Il gestore è quella figura che “porta ed offre il gioco legale” all’utenza e che deve uscire rafforzata in questo ipotetico Testo Unico che risulta indispensabile per ADM per continuare a tenere alto il concetto di legalità rappresentato “dalle Riserve di Stato”. Il parere neppure tanto “velato” di ADM è che si siano messe in campo forze e tantissimi sforzi per contrastare il gioco legale da parte delle istituzioni che se, invece, fossero state destinate ad un forte contrasto di quello illegale non ci si troverebbe oggi con il problema di 150mila persone addette al mondo dei giochi che stanno lottando per conservare il proprio posto di lavoro. E non solo, il Governo potrebbe contare anche oggi su un realistico gettito fondamentale per la rinascita del Sistema Italia che ha bisogno di tutte le forze economiche possibili. Senza dimenticare, e chi scrive lo ricorda spesso, che il gioco pubblico era la terza economia nazionale prima di essere “messo alla gogna” senza tanto riguardo dallo stesso Stato.

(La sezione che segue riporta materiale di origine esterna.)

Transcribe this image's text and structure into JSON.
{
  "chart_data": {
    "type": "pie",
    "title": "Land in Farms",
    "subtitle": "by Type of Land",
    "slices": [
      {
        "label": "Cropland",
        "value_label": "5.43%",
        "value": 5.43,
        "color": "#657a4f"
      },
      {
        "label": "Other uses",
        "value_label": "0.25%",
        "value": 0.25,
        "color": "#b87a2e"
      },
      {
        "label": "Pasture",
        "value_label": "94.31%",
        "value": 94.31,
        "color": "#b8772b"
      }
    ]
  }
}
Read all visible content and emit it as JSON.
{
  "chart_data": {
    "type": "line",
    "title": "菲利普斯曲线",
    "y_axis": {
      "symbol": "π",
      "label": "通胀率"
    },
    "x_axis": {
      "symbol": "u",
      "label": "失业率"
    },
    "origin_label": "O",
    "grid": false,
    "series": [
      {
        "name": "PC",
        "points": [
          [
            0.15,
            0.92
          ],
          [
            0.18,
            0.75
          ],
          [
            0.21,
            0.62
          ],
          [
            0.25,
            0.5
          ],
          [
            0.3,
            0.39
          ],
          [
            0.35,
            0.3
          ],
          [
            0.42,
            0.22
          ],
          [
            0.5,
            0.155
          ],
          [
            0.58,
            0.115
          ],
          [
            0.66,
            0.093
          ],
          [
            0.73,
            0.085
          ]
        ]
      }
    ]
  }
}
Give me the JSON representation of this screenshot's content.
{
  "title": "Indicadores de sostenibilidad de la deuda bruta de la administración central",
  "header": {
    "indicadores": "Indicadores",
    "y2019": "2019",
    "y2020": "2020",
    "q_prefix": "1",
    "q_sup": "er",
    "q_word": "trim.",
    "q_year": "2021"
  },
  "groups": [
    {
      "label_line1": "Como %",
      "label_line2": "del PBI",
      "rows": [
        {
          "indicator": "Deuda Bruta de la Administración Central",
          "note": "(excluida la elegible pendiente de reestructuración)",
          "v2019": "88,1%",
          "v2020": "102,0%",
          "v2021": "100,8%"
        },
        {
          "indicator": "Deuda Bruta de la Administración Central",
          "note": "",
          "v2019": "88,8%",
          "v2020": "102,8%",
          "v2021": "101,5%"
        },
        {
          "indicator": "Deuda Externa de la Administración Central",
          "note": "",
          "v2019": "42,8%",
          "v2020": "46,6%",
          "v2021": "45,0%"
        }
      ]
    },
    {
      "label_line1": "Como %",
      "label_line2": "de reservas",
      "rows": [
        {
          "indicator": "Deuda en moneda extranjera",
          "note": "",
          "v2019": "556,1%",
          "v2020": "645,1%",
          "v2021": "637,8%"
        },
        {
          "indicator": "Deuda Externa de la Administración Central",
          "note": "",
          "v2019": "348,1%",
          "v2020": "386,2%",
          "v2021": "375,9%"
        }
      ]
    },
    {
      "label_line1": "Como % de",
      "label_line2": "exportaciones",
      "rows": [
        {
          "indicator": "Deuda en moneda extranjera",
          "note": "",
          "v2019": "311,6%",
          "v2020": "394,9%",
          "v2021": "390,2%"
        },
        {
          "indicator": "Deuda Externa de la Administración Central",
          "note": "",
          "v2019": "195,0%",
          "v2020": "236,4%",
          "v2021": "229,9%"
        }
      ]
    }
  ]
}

Invece, purtroppo, ci si trova con un settore del gioco ridotto ai minimi termini a livello economico e che, continuando a rimanere chiuso per valutazioni discutibili sul rischio di contagio che gli si vuole per forza addebitare, non è in grado di rimpinguare le casse erariali, come ha sempre fatto nell’ultimo decennio: cosa che sembra l’attuale Esecutivo abbia cancellato dalla propria memoria. Il gioco pubblico è talmente a disagio che deve sperare che finalmente arrivino anche alle sue imprese “i già famigerati ristori” messi a disposizione dal Premier Conte, considerando che sono state elencate tutte le categorie che sono state colpite dall’ultima chiusura per contrastare il virus e che il settore ludico dovrebbe esservi compreso: ma quando si parla di gioco e delle istituzioni qualche dubbio permane sempre, purtroppo. Poi c’è gioco e gioco: quello che può rimanere funzionante perché ospitato da bar, ristoranti o tabaccai almeno sino a quando rimarranno aperti e quello che, invece, non può rimanere acceso perché appartiene alle “sale dedicate” che sono state sorteggiate nella chiusura.